As most Canadians know, The Tragically Hip played their final show Aug 20th in their hometown of Kingston Ontario. Instead of reviewing the show like most everyone else, I decided to let a few Hip fans have their say about one of their favourite bans.
- I grew up in Kingston and went to the same High School that most of The Hip went to. The Bass player did our school dances in the late 80’s, way before they their success.
- I grew up in a little village cal Newburgh, near Kingston, and I remember in 1972, when the prisoners escaped Millhaven Penitentiary, there was a lot of fear in the community. The song 38 years old, I was just finishing my career as a parole officer. I realized how much fabric in the Canadian history the Tragically hip really were. Another thing I remember is, I was driving back from Cornwall and I heard the Hip on the radio and I didn’t know what song it was, but the line I heard was,” this is the last American exit”, and I thought, that is so cool, I know exactly where that is.
- I coached hockey with the manager of the Hip for one season. He’s a very lovely guy. The only time I saw the Hip was here at Danforth Music Hall, two years ago, and it was a great show. I feel for the guys in the band, because I know it’s not an easy route that they are on right now, but at the same time, the way it is coming to an end , it’s just one of the most unique situations that you can ever put together.
- I saw the Hip back in 1990 and I went to University of Kingston, so I saw the Hip a lot in university.
- I live in this Toronto neighbourhood and Gord is also a local. I remember running into him at Valley Farm produce and then taking his kid to get ice cream, and he told a story once where he was leaving the Baskin and Robbins at Danforth and Carlaw, walking south on Carlaw when he came up with the line “I saw the constellation, reveal themselves one star at a time”. I think that is the difference between Gord and the rest of us, we are all think how great our ice cream is. That’s what sort separates us and Gord Downie. He’s just a so down to earth person. I guess that makes it great to be famous in Canada, people just kind of live your life. He never placed himself above anybody else or let it get to his head. He is just very inspirational and Thank you so much!
- They are part of our Canadian identity. That song 50 Mission Cap really resonates with me as big part of our Canadian identity. It connect with my family because of the Bill Barilko story. I do appreciate their whole catalogue.

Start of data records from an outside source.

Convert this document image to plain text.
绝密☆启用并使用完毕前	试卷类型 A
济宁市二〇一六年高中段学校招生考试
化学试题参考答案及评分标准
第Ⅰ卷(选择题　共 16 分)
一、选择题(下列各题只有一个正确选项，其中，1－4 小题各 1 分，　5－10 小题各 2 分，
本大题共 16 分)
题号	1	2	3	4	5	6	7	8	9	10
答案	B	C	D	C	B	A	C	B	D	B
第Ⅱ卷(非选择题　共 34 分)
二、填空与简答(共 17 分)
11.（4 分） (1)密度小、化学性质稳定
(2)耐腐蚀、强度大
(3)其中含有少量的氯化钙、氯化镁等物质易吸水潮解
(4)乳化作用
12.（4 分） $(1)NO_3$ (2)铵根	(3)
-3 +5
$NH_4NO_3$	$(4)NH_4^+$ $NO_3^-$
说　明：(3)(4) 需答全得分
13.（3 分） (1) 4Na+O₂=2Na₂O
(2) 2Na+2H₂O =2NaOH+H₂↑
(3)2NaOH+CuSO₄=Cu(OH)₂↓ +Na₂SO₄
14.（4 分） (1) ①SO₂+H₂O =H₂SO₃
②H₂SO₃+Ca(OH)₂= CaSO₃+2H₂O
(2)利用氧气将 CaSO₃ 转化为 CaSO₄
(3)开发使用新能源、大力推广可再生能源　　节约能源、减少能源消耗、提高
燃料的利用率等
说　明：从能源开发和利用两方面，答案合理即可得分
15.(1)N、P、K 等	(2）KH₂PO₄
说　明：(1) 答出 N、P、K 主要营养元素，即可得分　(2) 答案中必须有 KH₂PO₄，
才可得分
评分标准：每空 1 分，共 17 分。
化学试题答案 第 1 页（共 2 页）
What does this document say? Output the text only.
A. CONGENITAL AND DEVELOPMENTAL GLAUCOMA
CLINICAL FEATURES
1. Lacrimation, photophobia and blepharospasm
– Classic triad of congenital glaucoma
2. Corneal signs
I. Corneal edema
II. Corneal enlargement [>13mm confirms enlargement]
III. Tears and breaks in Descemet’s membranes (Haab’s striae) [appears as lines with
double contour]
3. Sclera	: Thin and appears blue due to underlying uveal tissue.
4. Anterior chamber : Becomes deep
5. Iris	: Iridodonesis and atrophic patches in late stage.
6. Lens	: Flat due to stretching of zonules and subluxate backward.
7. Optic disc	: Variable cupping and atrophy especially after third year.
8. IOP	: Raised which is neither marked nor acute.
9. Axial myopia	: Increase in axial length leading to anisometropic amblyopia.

- I love Gord Downie so much, because he’s our poet and the Tragically is our Canadian band.
- I’m 37 right now and I when I was 15 years old, me and my girls, I come from Tehcumseh, near Windsor. We were at one of our friends parties, and we were singing, “Wheat Kings”, over and over. We probably sang it about 50 times. Whenever I hear a Hip song, it brings me back to that time. The Tragically Hip is the soundtrack to our lives.